611 ミトとラクトの会話に紛れる声
「そうみたいだね。……実際、マナト自身、ずっと、いつジンとすれ違ったんだろうって、折あるごとに考えてるんだよね」
「そういえば、ミト、ずっとマナトと一緒にいたよな?」
「うん」
「なんか、この国に入ってから、すれ違ったヤツで怪しいヤツとか、いなかったのか?」
「……」
ミトは腕を組んで、目を閉じた。
「……分かんない」
しかし、やがて目を開けて、首を振って言った。
「というか、このメロ共和国に入る前に、すれ違っているハズなんだ」
「あっ、そっか」
「うん。だけど、マナトが言ってたんだけど、」
ミトは眠るマナトを見つめ、語を次いだ。
「僕らと違って、マナトはこのヤスリブの世界に来て日が浅いから」
「!」
「これまでの交易で、すれ違っているのは間違いないって……!」
「た、たしかに……!」
「そうやったんか、なるほどなぁ」
「……ぅぅ」
寝台でうつぶせに寝るマナトが、またピクリと動いた。
「……」
「……」
ミトとラクトは一瞬で無言……どころか、息すらも止めて、マナトを見守った。
「……」
しかし、マナトはゴソゴソと、ちょっと横向きになるのみで、す~す~……と、再び気持ちよく寝息を立て始めた。
「そ、そろそろ戻したほうが……!」
「いやでもまだ途中までしか……!」
「せやせや、アイツまだぐっすり寝とるやんけ」
「だろ?下のほうにまだ大事なことが書いてるかもしれない」
「そ、そりゃそうだけど……」
「ええやんけ、ええやんけ。
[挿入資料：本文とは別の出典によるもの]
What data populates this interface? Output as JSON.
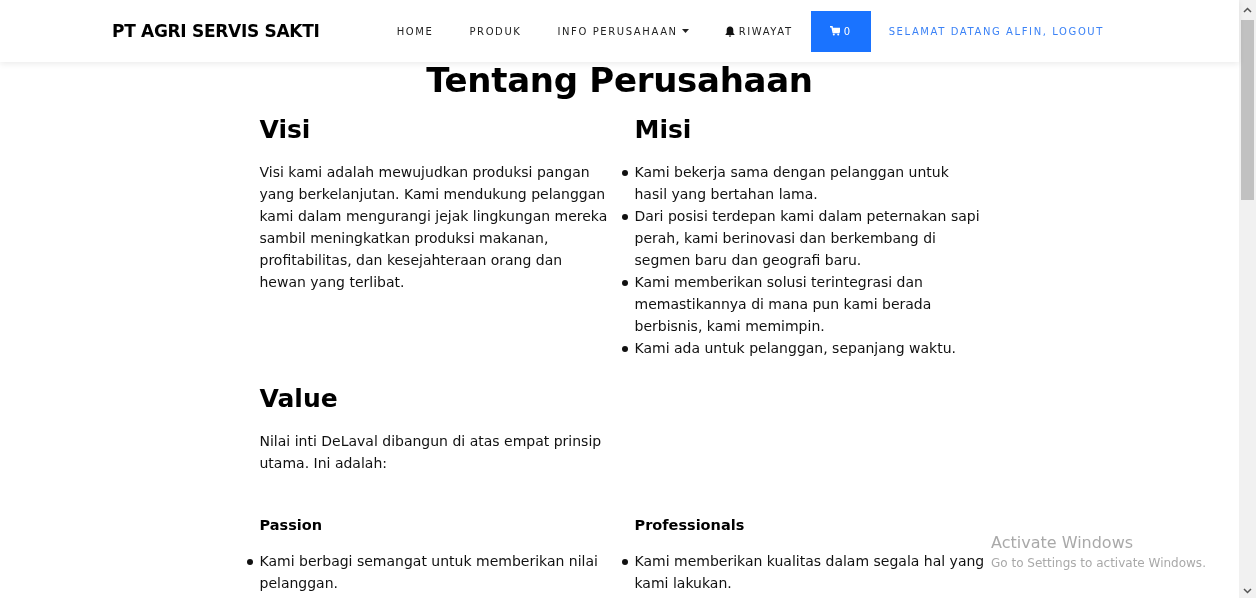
{
  "navbar": {
    "brand": "PT AGRI SERVIS SAKTI",
    "links": [
      {
        "kind": "link",
        "label": "HOME"
      },
      {
        "kind": "link",
        "label": "PRODUK"
      },
      {
        "kind": "dropdown",
        "label": "INFO PERUSAHAAN"
      },
      {
        "kind": "bell",
        "label": "RIWAYAT"
      },
      {
        "kind": "cart",
        "label": "0"
      },
      {
        "kind": "user",
        "label": "SELAMAT DATANG ALFIN, LOGOUT"
      }
    ]
  },
  "page_title": "Tentang Perusahaan",
  "sections": [
    {
      "heading": "Visi",
      "paragraph": "Visi kami adalah mewujudkan produksi pangan yang berkelanjutan. Kami mendukung pelanggan kami dalam mengurangi jejak lingkungan mereka sambil meningkatkan produksi makanan, profitabilitas, dan kesejahteraan orang dan hewan yang terlibat."
    },
    {
      "heading": "Misi",
      "bullets": [
        "Kami bekerja sama dengan pelanggan untuk hasil yang bertahan lama.",
        "Dari posisi terdepan kami dalam peternakan sapi perah, kami berinovasi dan berkembang di segmen baru dan geografi baru.",
        "Kami memberikan solusi terintegrasi dan memastikannya di mana pun kami berada berbisnis, kami memimpin.",
        "Kami ada untuk pelanggan, sepanjang waktu."
      ]
    },
    {
      "heading": "Value",
      "paragraph": "Nilai inti DeLaval dibangun di atas empat prinsip utama. Ini adalah:"
    }
  ],
  "principles": [
    {
      "heading": "Passion",
      "bullets": [
        "Kami berbagi semangat untuk memberikan nilai pelanggan."
      ]
    },
    {
      "heading": "Professionals",
      "bullets": [
        "Kami memberikan kualitas dalam segala hal yang kami lakukan."
      ]
    }
  ],
  "os_notice": {
    "title": "Activate Windows",
    "subtitle": "Go to Settings to activate Windows."
  }
}
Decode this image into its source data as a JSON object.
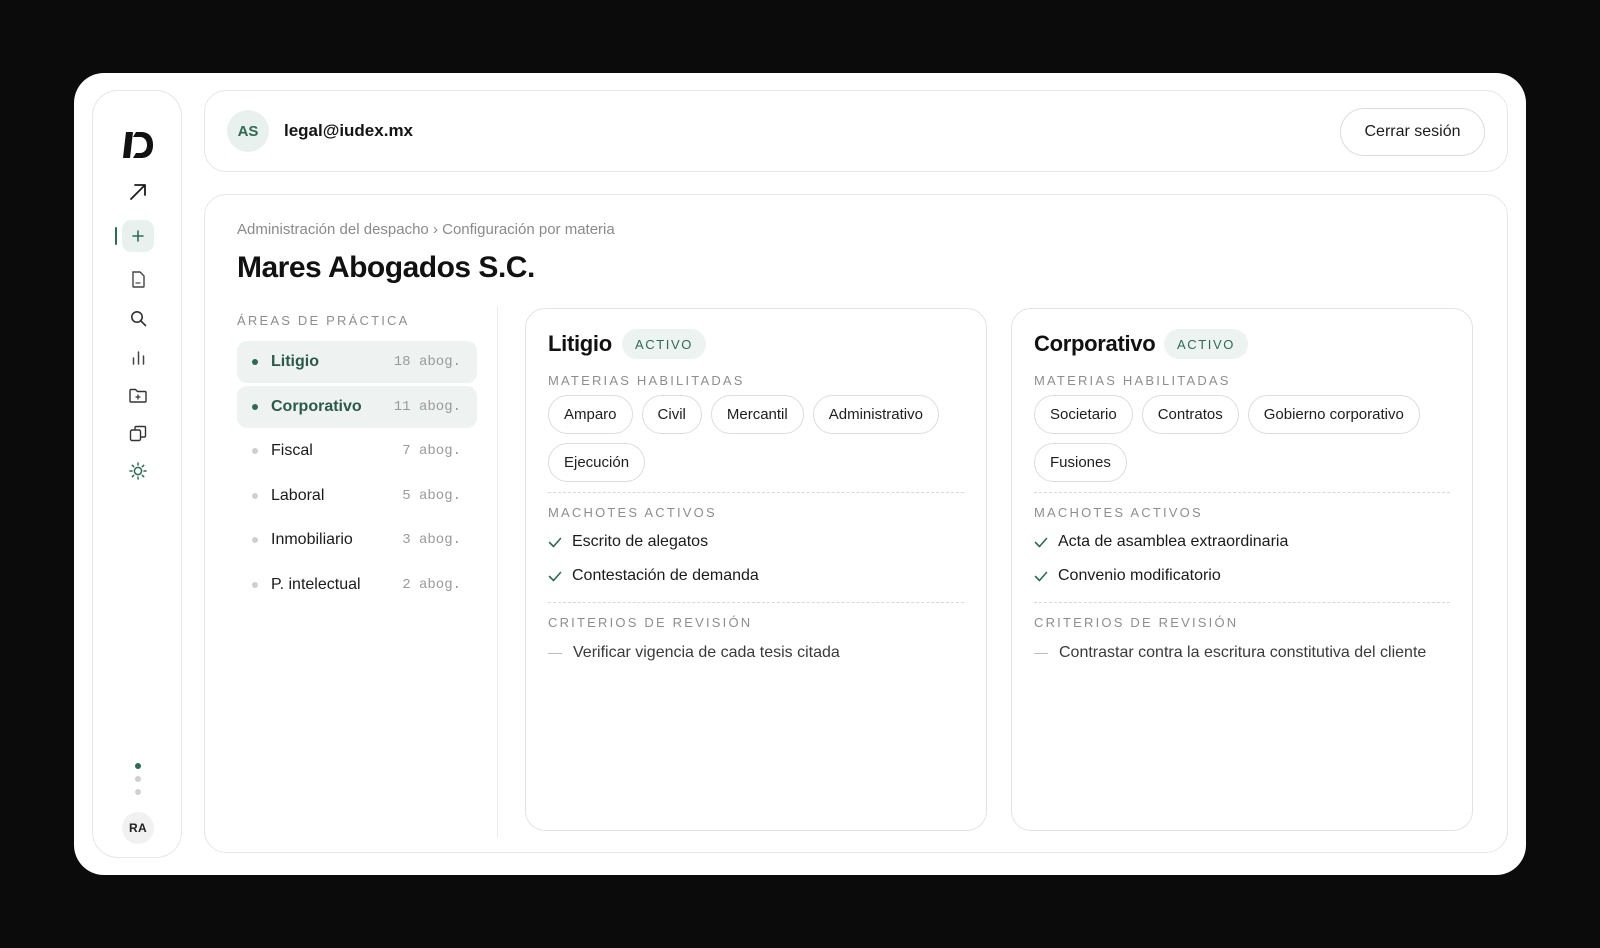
{
  "sidebar": {
    "items": [
      {
        "icon": "logo-icon"
      },
      {
        "icon": "arrow-up-right-icon"
      },
      {
        "icon": "plus-icon",
        "active": true
      },
      {
        "icon": "document-icon"
      },
      {
        "icon": "search-icon"
      },
      {
        "icon": "bar-chart-icon"
      },
      {
        "icon": "folder-plus-icon"
      },
      {
        "icon": "copy-icon"
      },
      {
        "icon": "settings-sun-icon"
      }
    ],
    "user_initials": "RA"
  },
  "header": {
    "avatar_initials": "AS",
    "email": "legal@iudex.mx",
    "logout_label": "Cerrar sesión"
  },
  "breadcrumb": {
    "parent": "Administración del despacho",
    "separator": "›",
    "current": "Configuración por materia"
  },
  "page_title": "Mares Abogados S.C.",
  "areas": {
    "label": "ÁREAS DE PRÁCTICA",
    "items": [
      {
        "name": "Litigio",
        "count": "18 abog.",
        "selected": true
      },
      {
        "name": "Corporativo",
        "count": "11 abog.",
        "selected": true
      },
      {
        "name": "Fiscal",
        "count": "7 abog.",
        "selected": false
      },
      {
        "name": "Laboral",
        "count": "5 abog.",
        "selected": false
      },
      {
        "name": "Inmobiliario",
        "count": "3 abog.",
        "selected": false
      },
      {
        "name": "P. intelectual",
        "count": "2 abog.",
        "selected": false
      }
    ]
  },
  "cards": [
    {
      "title": "Litigio",
      "status": "ACTIVO",
      "materias_label": "MATERIAS HABILITADAS",
      "materias": [
        "Amparo",
        "Civil",
        "Mercantil",
        "Administrativo",
        "Ejecución"
      ],
      "machotes_label": "MACHOTES ACTIVOS",
      "machotes": [
        "Escrito de alegatos",
        "Contestación de demanda"
      ],
      "criterios_label": "CRITERIOS DE REVISIÓN",
      "criterios": [
        "Verificar vigencia de cada tesis citada"
      ]
    },
    {
      "title": "Corporativo",
      "status": "ACTIVO",
      "materias_label": "MATERIAS HABILITADAS",
      "materias": [
        "Societario",
        "Contratos",
        "Gobierno corporativo",
        "Fusiones"
      ],
      "machotes_label": "MACHOTES ACTIVOS",
      "machotes": [
        "Acta de asamblea extraordinaria",
        "Convenio modificatorio"
      ],
      "criterios_label": "CRITERIOS DE REVISIÓN",
      "criterios": [
        "Contrastar contra la escritura constitutiva del cliente"
      ]
    }
  ],
  "colors": {
    "accent": "#2f6b54",
    "accent_soft": "#e9f1ee",
    "background": "#0b0b0b"
  }
}
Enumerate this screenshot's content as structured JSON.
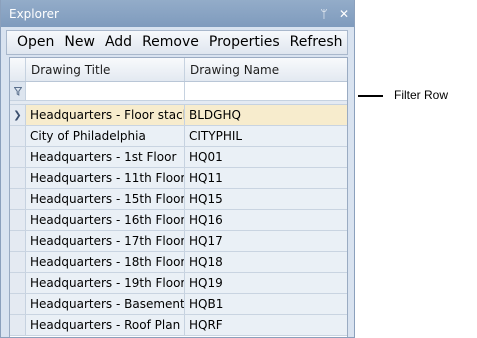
{
  "panel": {
    "title": "Explorer",
    "pin_glyph": "ᛘ",
    "close_glyph": "✕"
  },
  "toolbar": {
    "open": "Open",
    "new": "New",
    "add": "Add",
    "remove": "Remove",
    "properties": "Properties",
    "refresh": "Refresh"
  },
  "grid": {
    "columns": {
      "title": "Drawing Title",
      "name": "Drawing Name"
    },
    "filter_icon": "funnel-icon",
    "rows": [
      {
        "title": "Headquarters - Floor stack",
        "name": "BLDGHQ"
      },
      {
        "title": "City of Philadelphia",
        "name": "CITYPHIL"
      },
      {
        "title": "Headquarters - 1st Floor",
        "name": "HQ01"
      },
      {
        "title": "Headquarters - 11th Floor",
        "name": "HQ11"
      },
      {
        "title": "Headquarters - 15th Floor",
        "name": "HQ15"
      },
      {
        "title": "Headquarters - 16th Floor",
        "name": "HQ16"
      },
      {
        "title": "Headquarters - 17th Floor",
        "name": "HQ17"
      },
      {
        "title": "Headquarters - 18th Floor",
        "name": "HQ18"
      },
      {
        "title": "Headquarters - 19th Floor",
        "name": "HQ19"
      },
      {
        "title": "Headquarters - Basement",
        "name": "HQB1"
      },
      {
        "title": "Headquarters - Roof Plan",
        "name": "HQRF"
      }
    ]
  },
  "callout": {
    "label": "Filter Row"
  },
  "colors": {
    "titlebar": "#8aa4c4",
    "selected_row": "#f7eccd",
    "grid_row": "#eaf0f6"
  }
}
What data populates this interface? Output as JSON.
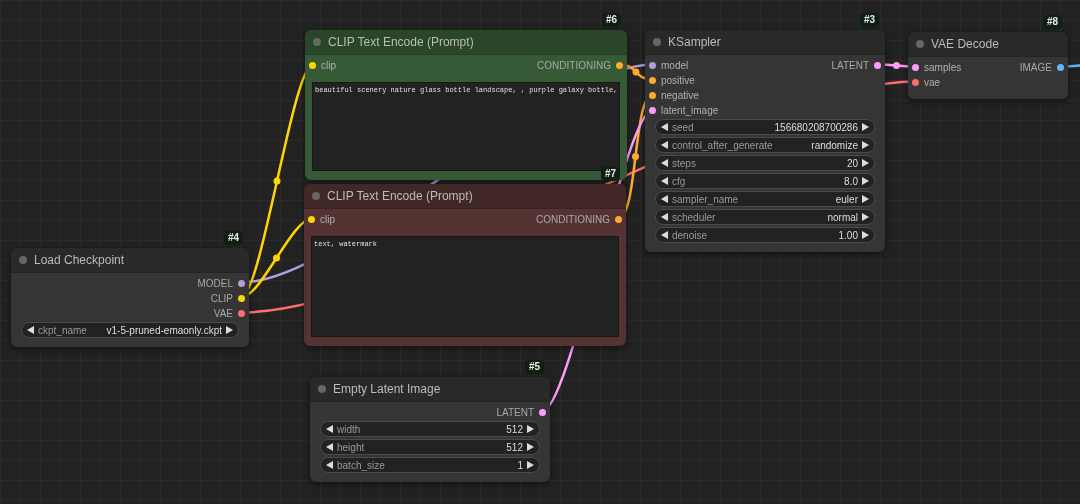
{
  "nodes": [
    {
      "title": "CLIP Text Encode (Prompt)",
      "badge": "#6",
      "color": "#355a35",
      "inputs": [
        {
          "label": "clip",
          "color": "#ffd500"
        }
      ],
      "outputs": [
        {
          "label": "CONDITIONING",
          "color": "#ffa931"
        }
      ],
      "prompt": "beautiful scenery nature glass bottle landscape, , purple galaxy bottle,"
    },
    {
      "title": "KSampler",
      "badge": "#3",
      "color": "#353535",
      "inputs": [
        {
          "label": "model",
          "color": "#b39ddb"
        },
        {
          "label": "positive",
          "color": "#ffa931"
        },
        {
          "label": "negative",
          "color": "#ffa931"
        },
        {
          "label": "latent_image",
          "color": "#ff9cf9"
        }
      ],
      "outputs": [
        {
          "label": "LATENT",
          "color": "#ff9cf9"
        }
      ],
      "widgets": [
        {
          "name": "seed",
          "value": "156680208700286"
        },
        {
          "name": "control_after_generate",
          "value": "randomize"
        },
        {
          "name": "steps",
          "value": "20"
        },
        {
          "name": "cfg",
          "value": "8.0"
        },
        {
          "name": "sampler_name",
          "value": "euler"
        },
        {
          "name": "scheduler",
          "value": "normal"
        },
        {
          "name": "denoise",
          "value": "1.00"
        }
      ]
    },
    {
      "title": "VAE Decode",
      "badge": "#8",
      "color": "#353535",
      "inputs": [
        {
          "label": "samples",
          "color": "#ff9cf9"
        },
        {
          "label": "vae",
          "color": "#ff6e6e"
        }
      ],
      "outputs": [
        {
          "label": "IMAGE",
          "color": "#64b5f6"
        }
      ]
    },
    {
      "title": "CLIP Text Encode (Prompt)",
      "badge": "#7",
      "color": "#553333",
      "inputs": [
        {
          "label": "clip",
          "color": "#ffd500"
        }
      ],
      "outputs": [
        {
          "label": "CONDITIONING",
          "color": "#ffa931"
        }
      ],
      "prompt": "text, watermark"
    },
    {
      "title": "Load Checkpoint",
      "badge": "#4",
      "color": "#353535",
      "outputs": [
        {
          "label": "MODEL",
          "color": "#b39ddb"
        },
        {
          "label": "CLIP",
          "color": "#ffd500"
        },
        {
          "label": "VAE",
          "color": "#ff6e6e"
        }
      ],
      "widgets": [
        {
          "name": "ckpt_name",
          "value": "v1-5-pruned-emaonly.ckpt"
        }
      ]
    },
    {
      "title": "Empty Latent Image",
      "badge": "#5",
      "color": "#353535",
      "outputs": [
        {
          "label": "LATENT",
          "color": "#ff9cf9"
        }
      ],
      "widgets": [
        {
          "name": "width",
          "value": "512"
        },
        {
          "name": "height",
          "value": "512"
        },
        {
          "name": "batch_size",
          "value": "1"
        }
      ]
    }
  ]
}
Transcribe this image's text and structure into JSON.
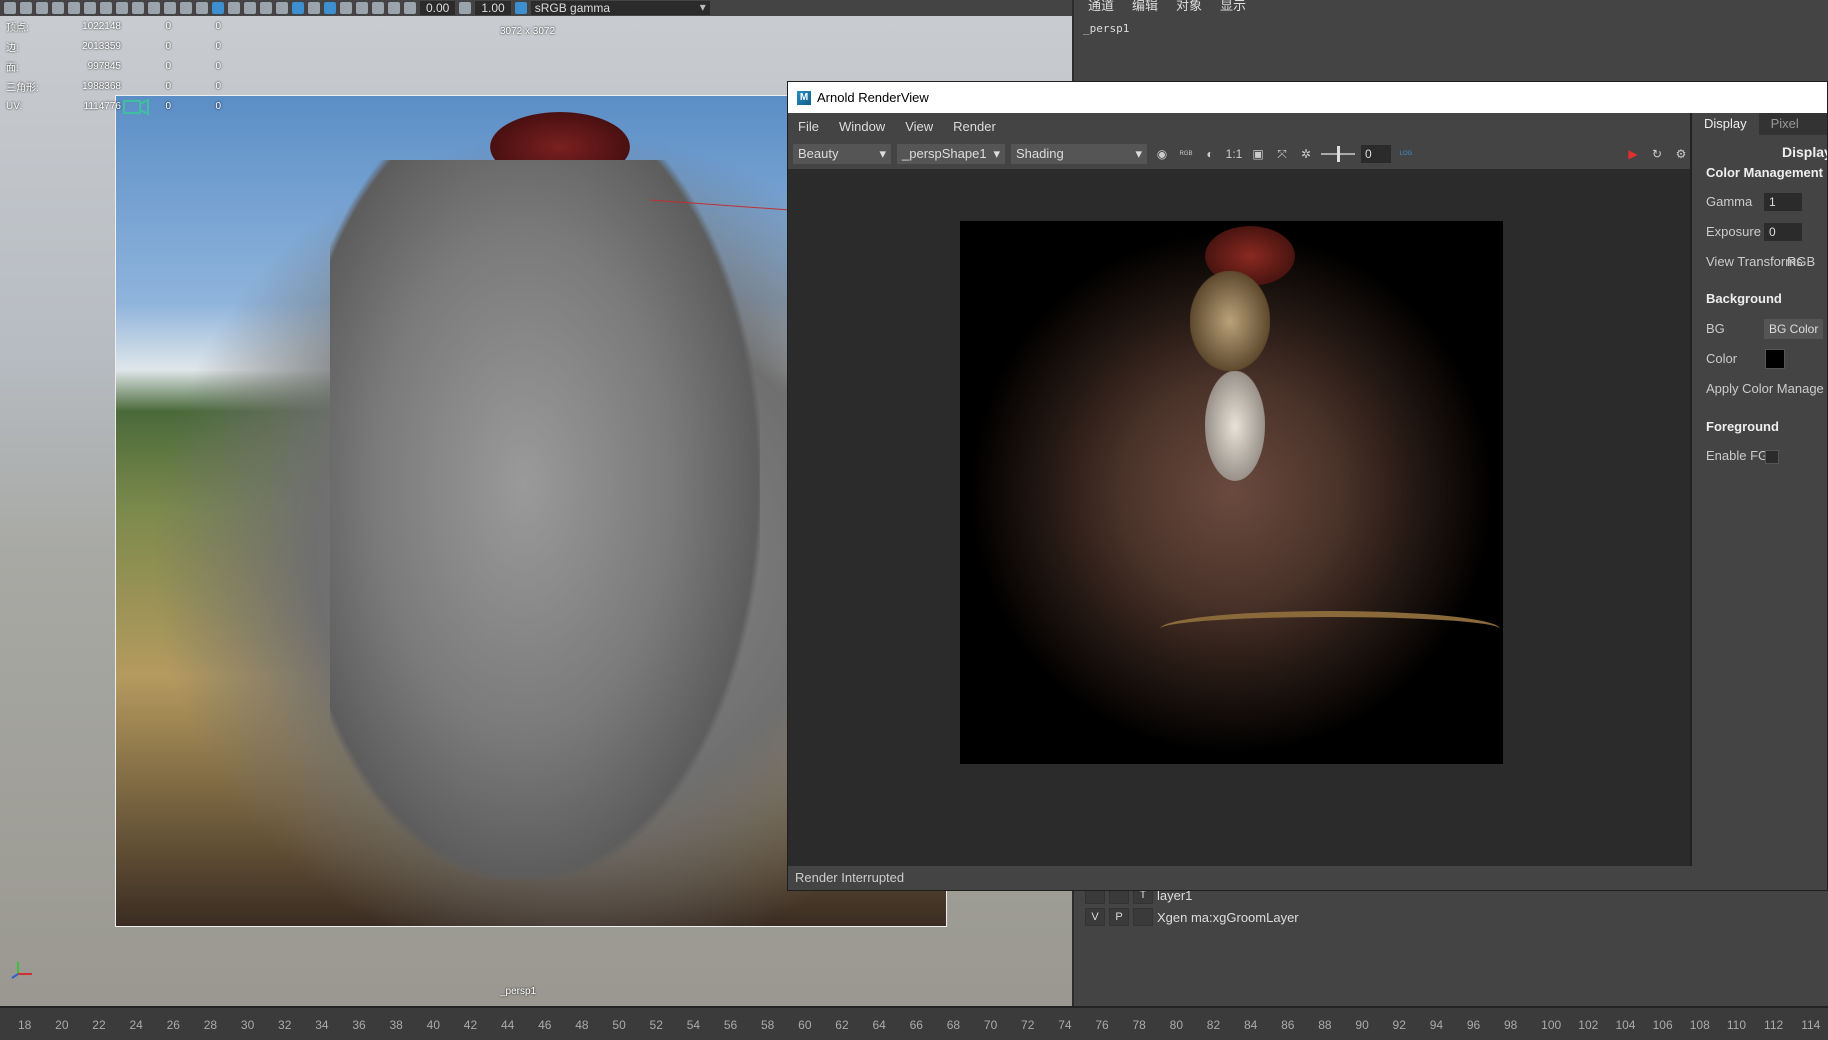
{
  "viewport": {
    "toolbar": {
      "exposure_value": "0.00",
      "gamma_value": "1.00",
      "color_space": "sRGB gamma"
    },
    "hud": {
      "rows": [
        {
          "label": "顶点:",
          "value": "1022148",
          "a": "0",
          "b": "0"
        },
        {
          "label": "边:",
          "value": "2013359",
          "a": "0",
          "b": "0"
        },
        {
          "label": "面:",
          "value": "997845",
          "a": "0",
          "b": "0"
        },
        {
          "label": "三角形:",
          "value": "1988368",
          "a": "0",
          "b": "0"
        },
        {
          "label": "UV:",
          "value": "1114776",
          "a": "0",
          "b": "0"
        }
      ]
    },
    "resolution_label": "3072 x 3072",
    "camera_label": "_persp1"
  },
  "side_panel": {
    "menu": [
      "通道",
      "编辑",
      "对象",
      "显示"
    ],
    "camera": "_persp1",
    "layers": [
      {
        "v": "",
        "p": "",
        "name": "layer1"
      },
      {
        "v": "V",
        "p": "P",
        "name": "Xgen ma:xgGroomLayer"
      }
    ]
  },
  "arnold": {
    "title": "Arnold RenderView",
    "logo": "M",
    "menu": [
      "File",
      "Window",
      "View",
      "Render"
    ],
    "toolbar": {
      "aov": "Beauty",
      "camera": "_perspShape1",
      "debug_mode": "Shading",
      "ratio_label": "1:1",
      "exposure_value": "0",
      "rgb_label": "RGB",
      "log_label": "LOG"
    },
    "status": "Render Interrupted",
    "panel": {
      "tabs": [
        "Display",
        "Pixel"
      ],
      "title": "Display",
      "color_management": "Color Management",
      "gamma_label": "Gamma",
      "gamma_value": "1",
      "exposure_label": "Exposure",
      "exposure_value": "0",
      "view_transform_label": "View Transforms",
      "view_transform_value": "RGB",
      "background": "Background",
      "bg_label": "BG",
      "bg_value": "BG Color",
      "color_label": "Color",
      "apply_cm": "Apply Color Manage",
      "foreground": "Foreground",
      "enable_fg": "Enable FG"
    }
  },
  "timeline": {
    "ticks": [
      "18",
      "20",
      "22",
      "24",
      "26",
      "28",
      "30",
      "32",
      "34",
      "36",
      "38",
      "40",
      "42",
      "44",
      "46",
      "48",
      "50",
      "52",
      "54",
      "56",
      "58",
      "60",
      "62",
      "64",
      "66",
      "68",
      "70",
      "72",
      "74",
      "76",
      "78",
      "80",
      "82",
      "84",
      "86",
      "88",
      "90",
      "92",
      "94",
      "96",
      "98",
      "100",
      "102",
      "104",
      "106",
      "108",
      "110",
      "112",
      "114"
    ]
  },
  "colors": {
    "accent": "#3d8fd0",
    "render_button": "#e03030"
  }
}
続きどんなん?気になるやん」
「よし……」
※ ※ ※ ※ ※ ※
どうか、十分、注意してください。
ジンに関して、なにかの文献で読んだことがあるんです。
ジンは、化けた者の前に、必ず現れるって……、
※ ※ ※ ※ ※ ※
「いやてか誰!?」
「うわっ!?」
ラクトとミトは驚いて、後ろを向いた。
「あっ!お前!」
商人騎士風の、黒地長袖の白ラインの装束。腰には緑に光る布ベルト。
黒色の、パーマ風の巻き毛に、濃い紫色の瞳。目尻の垂れた少し離れ気味の両目。
少し大きめな口が、親しみを込めた笑みを含んでいる。
「えっと……俺に負けたヤツ!」
「やかましい!ユスフや!」
ユスフがラクトにツッコんだ。
「い、いつの間に……」
「いやお前らが話し込んでる間に、フツーに扉開けて入ってきたんやけど」
「いや、勝手に入ってくんなよ!」
「まま、別にええやんけ。寝込み襲うワケやなし」
ユスフは言うと、寝台を指さした。
「それよりええんか?お前さんらが大声出すから、やっこさん、起きてもうてるで」
「え」
「あ」
寝台の上で、マナトが上半身だけ起きて、寝ぐせのある黒髪をかきながら、眠そうな目で3人を見ていた。